Having outgrown their workspace just prior to the pandemic, Showbie’s new office opened the second week of July with some restrictions and parameters implemented to test things out.
“We’ve created a hybrid setup with some permanent desk spots available to our team members and implemented a hotspot desk booking system for individuals and entire teams to collaborate,” says Martineau.
These flexible work structures may be here to stay. “Collaborative work feeds some people’s energy at work so team interactions at work are great for them,” says Martineau. “On the other end, maybe it’s rolling out of bed in pajamas and getting right to work at home; that’s amazing too. Some people don’t want to work in the office yet and that’s okay. It’s about being flexible for our team and what their needs are. We’re going with the flow for now.”

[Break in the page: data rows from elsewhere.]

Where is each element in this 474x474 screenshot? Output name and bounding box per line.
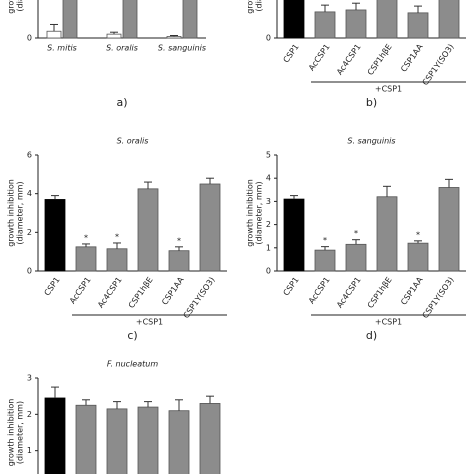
bar bbox=[168, 250, 190, 272]
bar bbox=[62, 0, 78, 39]
y-tick-label: 6 bbox=[27, 151, 32, 160]
bar bbox=[75, 404, 97, 474]
bar bbox=[106, 408, 128, 474]
bar bbox=[137, 188, 159, 272]
y-axis-title: (diameter, mm) bbox=[16, 181, 25, 244]
bar bbox=[283, 198, 305, 272]
y-axis-title: growth inhibition bbox=[7, 399, 16, 467]
bar bbox=[44, 397, 66, 474]
bar bbox=[438, 0, 460, 39]
y-tick-label: 4 bbox=[27, 189, 32, 198]
y-tick-label: 0 bbox=[27, 267, 32, 276]
y-tick-label: 2 bbox=[27, 410, 32, 419]
x-tick-label: CSP1hβE bbox=[366, 275, 394, 309]
significance-marker: * bbox=[323, 236, 327, 245]
significance-marker: * bbox=[177, 236, 181, 245]
x-tick-label: CSP1hβE bbox=[366, 42, 394, 76]
panel-label: c) bbox=[127, 329, 137, 342]
chart-title: S. sanguinis bbox=[347, 137, 395, 146]
bar bbox=[46, 30, 62, 39]
y-axis-title: (diameter, mm) bbox=[255, 0, 264, 12]
chart-title: S. oralis bbox=[117, 137, 149, 146]
group-label: +CSP1 bbox=[375, 85, 402, 94]
bar bbox=[106, 248, 128, 272]
significance-marker: * bbox=[416, 230, 420, 239]
x-tick-label: AcCSP1 bbox=[307, 42, 332, 72]
group-label: +CSP1 bbox=[136, 318, 163, 327]
y-tick-label: 0 bbox=[266, 267, 271, 276]
bar bbox=[75, 246, 97, 272]
y-tick-label: 0 bbox=[266, 34, 271, 43]
y-axis-title: (diameter, mm) bbox=[16, 0, 25, 12]
y-tick-label: 5 bbox=[266, 151, 271, 160]
bar bbox=[407, 242, 429, 272]
x-tick-label: S. mitis bbox=[47, 44, 77, 53]
significance-marker: * bbox=[84, 233, 88, 242]
bar bbox=[137, 406, 159, 474]
x-tick-label: Ac4CSP1 bbox=[335, 42, 363, 76]
bar bbox=[44, 199, 66, 272]
bar bbox=[314, 11, 336, 39]
bar bbox=[376, 0, 398, 39]
bar bbox=[199, 183, 221, 272]
y-tick-label: 1 bbox=[266, 243, 271, 252]
bar bbox=[199, 403, 221, 474]
x-tick-label: CSP1AA bbox=[399, 275, 425, 307]
y-axis-title: (diameter, mm) bbox=[255, 181, 264, 244]
y-axis-title: growth inhibition bbox=[7, 179, 16, 247]
x-tick-label: AcCSP1 bbox=[307, 275, 332, 305]
bar bbox=[283, 0, 305, 39]
x-tick-label: CSP1hβE bbox=[127, 275, 155, 309]
group-label: +CSP1 bbox=[375, 318, 402, 327]
bar bbox=[438, 187, 460, 272]
bar bbox=[106, 33, 122, 39]
bar bbox=[314, 249, 336, 272]
significance-marker: * bbox=[354, 229, 358, 238]
chart-title: F. nucleatum bbox=[107, 360, 158, 369]
bar bbox=[345, 9, 367, 39]
x-tick-label: Ac4CSP1 bbox=[335, 275, 363, 309]
x-tick-label: CSP1 bbox=[43, 275, 62, 297]
x-tick-label: CSP1AA bbox=[160, 275, 186, 307]
y-tick-label: 2 bbox=[266, 220, 271, 229]
y-axis-title: (diameter, mm) bbox=[16, 401, 25, 464]
bar bbox=[407, 12, 429, 39]
bar bbox=[345, 243, 367, 272]
bar bbox=[122, 0, 138, 39]
y-tick-label: 4 bbox=[266, 174, 271, 183]
bar bbox=[376, 196, 398, 272]
x-tick-label: S. oralis bbox=[106, 44, 138, 53]
x-tick-label: CSP1AA bbox=[399, 42, 425, 74]
x-tick-label: AcCSP1 bbox=[68, 275, 93, 305]
y-tick-label: 1 bbox=[27, 446, 32, 455]
significance-marker: * bbox=[115, 232, 119, 241]
y-axis-title: growth inhibition bbox=[7, 0, 16, 14]
y-tick-label: 3 bbox=[266, 197, 271, 206]
x-tick-label: CSP1Y(SO3) bbox=[421, 275, 456, 320]
x-tick-label: CSP1 bbox=[282, 42, 301, 64]
x-tick-label: CSP1Y(SO3) bbox=[182, 275, 217, 320]
x-tick-label: CSP1Y(SO3) bbox=[421, 42, 456, 87]
bar bbox=[166, 36, 182, 39]
panel-label: a) bbox=[116, 96, 127, 109]
y-axis-title: growth inhibition bbox=[246, 179, 255, 247]
x-tick-label: CSP1 bbox=[282, 275, 301, 297]
y-tick-label: 3 bbox=[27, 374, 32, 383]
x-tick-label: S. sanguinis bbox=[158, 44, 206, 53]
y-axis-title: growth inhibition bbox=[246, 0, 255, 14]
y-tick-label: 2 bbox=[27, 228, 32, 237]
panel-label: d) bbox=[366, 329, 377, 342]
y-tick-label: 0 bbox=[27, 34, 32, 43]
x-tick-label: Ac4CSP1 bbox=[96, 275, 124, 309]
bar bbox=[182, 0, 198, 39]
bar bbox=[168, 410, 190, 474]
panel-label: b) bbox=[366, 96, 377, 109]
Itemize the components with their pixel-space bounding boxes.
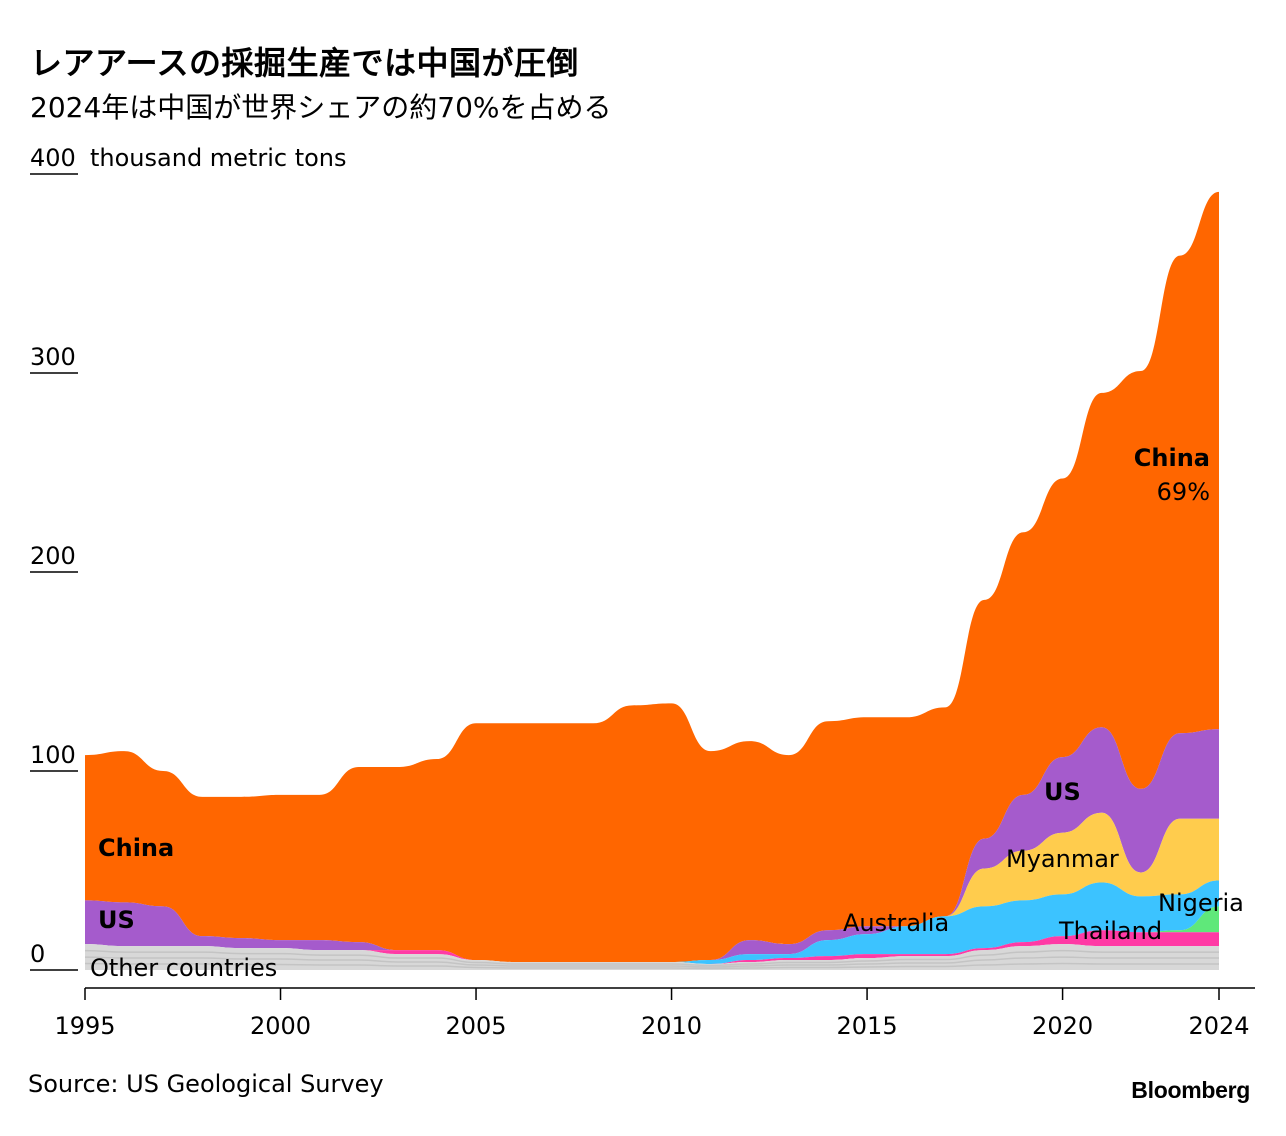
y-tick-label: 100 xyxy=(30,741,76,769)
area-australia xyxy=(85,880,1219,965)
other-country-line xyxy=(84,949,1219,967)
other-country-line xyxy=(84,956,1219,968)
brand-logo: Bloomberg xyxy=(1131,1077,1250,1103)
label-us: US xyxy=(98,906,135,934)
label-nigeria: Nigeria xyxy=(1158,889,1244,917)
y-axis: 0 100 200 300 400 thousand metric tons xyxy=(30,144,347,971)
area-thailand xyxy=(85,930,1219,965)
other-country-line xyxy=(84,962,1220,970)
area-us xyxy=(85,727,1219,963)
annotation-china: China xyxy=(1134,444,1210,472)
label-thailand: Thailand xyxy=(1058,917,1162,945)
area-china xyxy=(85,191,1219,963)
y-tick-label: 0 xyxy=(30,940,45,968)
chart-subtitle: 2024年は中国が世界シェアの約70%を占める xyxy=(30,91,612,124)
area-myanmar xyxy=(85,812,1219,963)
y-tick-label: 300 xyxy=(30,343,76,371)
y-axis-unit: thousand metric tons xyxy=(90,144,347,172)
label-other-countries: Other countries xyxy=(90,954,277,982)
y-tick-label: 200 xyxy=(30,542,76,570)
chart-title: レアアースの採掘生産では中国が圧倒 xyxy=(30,44,579,82)
x-tick-label: 2005 xyxy=(445,1012,506,1040)
label-australia: Australia xyxy=(843,909,949,937)
x-tick-label: 2015 xyxy=(837,1012,898,1040)
x-tick-label: 2010 xyxy=(641,1012,702,1040)
label-us: US xyxy=(1044,778,1081,806)
x-tick-label: 2024 xyxy=(1188,1012,1249,1040)
y-tick-label: 400 xyxy=(30,144,76,172)
series-labels: China US Other countries US Myanmar Australia… xyxy=(90,444,1244,982)
source-note: Source: US Geological Survey xyxy=(28,1070,384,1098)
x-axis: 1995 2000 2005 2010 2015 2020 2024 xyxy=(54,987,1255,1040)
area-layers xyxy=(84,191,1220,970)
label-china: China xyxy=(98,834,174,862)
x-tick-label: 2000 xyxy=(250,1012,311,1040)
x-tick-label: 1995 xyxy=(54,1012,115,1040)
label-myanmar: Myanmar xyxy=(1006,845,1119,873)
x-tick-label: 2020 xyxy=(1032,1012,1093,1040)
annotation-china-share: 69% xyxy=(1157,478,1210,506)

NAIT’s new distributed work model is also based on the evident success flexible work structures have achieved. “We’ll be using this model on a long-term basis. It has less to do with COVID-19 and more to do with the fact that people can do their work in non-traditional ways,” says Edmunds. “The pandemic accelerated the realization that we can all be productive and experience positive gains for the employees and the organization as a whole by working from different locations.”
Mullen encourages businesses to use their values and organizational mission as guidance. “For my personal team, they can dig in and work at home or come into the office for more collaboration,” she says. “I encourage them to be mindful and strategic of who’s in the office on which days so they can get the most out of those days. We make it fun, let people know it’s okay to feel anxious and that we look forward to seeing them again. We’re following the direction of our community of staff and clients.”